Middleware runs on every request, which makes it the right place for cross-cutting concerns. First is CORS: a browser will block your frontend from calling the API unless you configure CORSMiddleware with the exact origins allowed — and allow_origins=["*"] is a footgun in production, not a shortcut.

Auth for an AI API usually starts with an API key checked in a Depends() dependency or middleware, rejecting anything without a valid key. Layer rate limiting on top so one caller can't drain your model budget or knock the service over. Add request logging so you can see who called what and how long it took — you cannot debug production traffic you never recorded.

Input sanitization is the step people skip until it bites them. Pydantic validates shape and type, but you still bound the things that cost money and memory: cap prompt length, reject oversized payloads, and never echo raw user input into logs or errors unfiltered.

Drill:

  • Configure CORSMiddleware with an explicit origin allowlist.
  • Enforce an API key via a Depends() dependency.
  • Add rate limiting keyed by API key or client IP.
  • Write request logging middleware capturing method, path, and latency.
  • Bound and sanitize inputs (max prompt length, payload size).

16.5 Background Tasks

Objective: handle work that shouldn't block the response or the shutdown.

Some work doesn't need to finish before you answer the caller — writing an audit record, sending a notification, warming a cache. BackgroundTasks lets you return the response immediately and run that work after. It is not a job queue; for heavy or retryable work you'd reach for a real worker, but for quick post-response side effects it's exactly right.

Startup and shutdown are managed with the lifespan context: open your database pool, model client, or HTTP session once when the app boots, hand it to requests, and close it on the way down. This is also where connection pooling lives — you create one pool at startup, not one connection per request, or you'll exhaust the database under load.

Graceful shutdown is the part that separates a hobby API from a production one. When the platform sends a stop signal, you want in-flight requests to finish and pools to close cleanly. The lifespan teardown block is where that happens; skip it and you leak connections and drop live requests on every deploy.

Drill:

  • Queue post-response work with BackgroundTasks.
  • Manage startup/shutdown with a lifespan context manager.
  • Create a connection pool once at startup and share it via Depends().
  • Close pools and drain work in the lifespan teardown for graceful shutdown.

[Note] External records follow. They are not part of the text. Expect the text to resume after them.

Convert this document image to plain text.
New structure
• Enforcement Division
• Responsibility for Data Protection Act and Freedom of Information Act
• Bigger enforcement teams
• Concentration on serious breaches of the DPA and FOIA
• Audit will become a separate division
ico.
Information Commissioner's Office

16.6 Hands-On Lab: Chat API

Objective: build a production chat API with streaming, auth, and generated docs.

What you ship

A running FastAPI service with a POST /chat/completions endpoint that accepts a typed Pydantic request body and returns model output. It streams the response token-by-token as Server-Sent Events, so the caller sees output as it's generated. Every request is authenticated with an API key checked through a Depends() dependency, and unauthorized calls are rejected before any model work happens. The service exposes generated OpenAPI documentation at /docs, with examples and descriptions on the request and response models so another engineer can call it — or generate a client — without asking you how.

On the VWC codebase

The Vets Who Code app is a Next.js 15 project on the Pages Router, with its API routes under src/pages/api/ — TypeScript, not Python. A FastAPI service like this one runs as a separate backend that the Next.js app calls over HTTP. The transferable idea is the boundary: the typed request/response contract, streaming, and API-key auth you build here are the same concerns a src/pages/api/ handler must handle when it proxies or streams model output to the browser.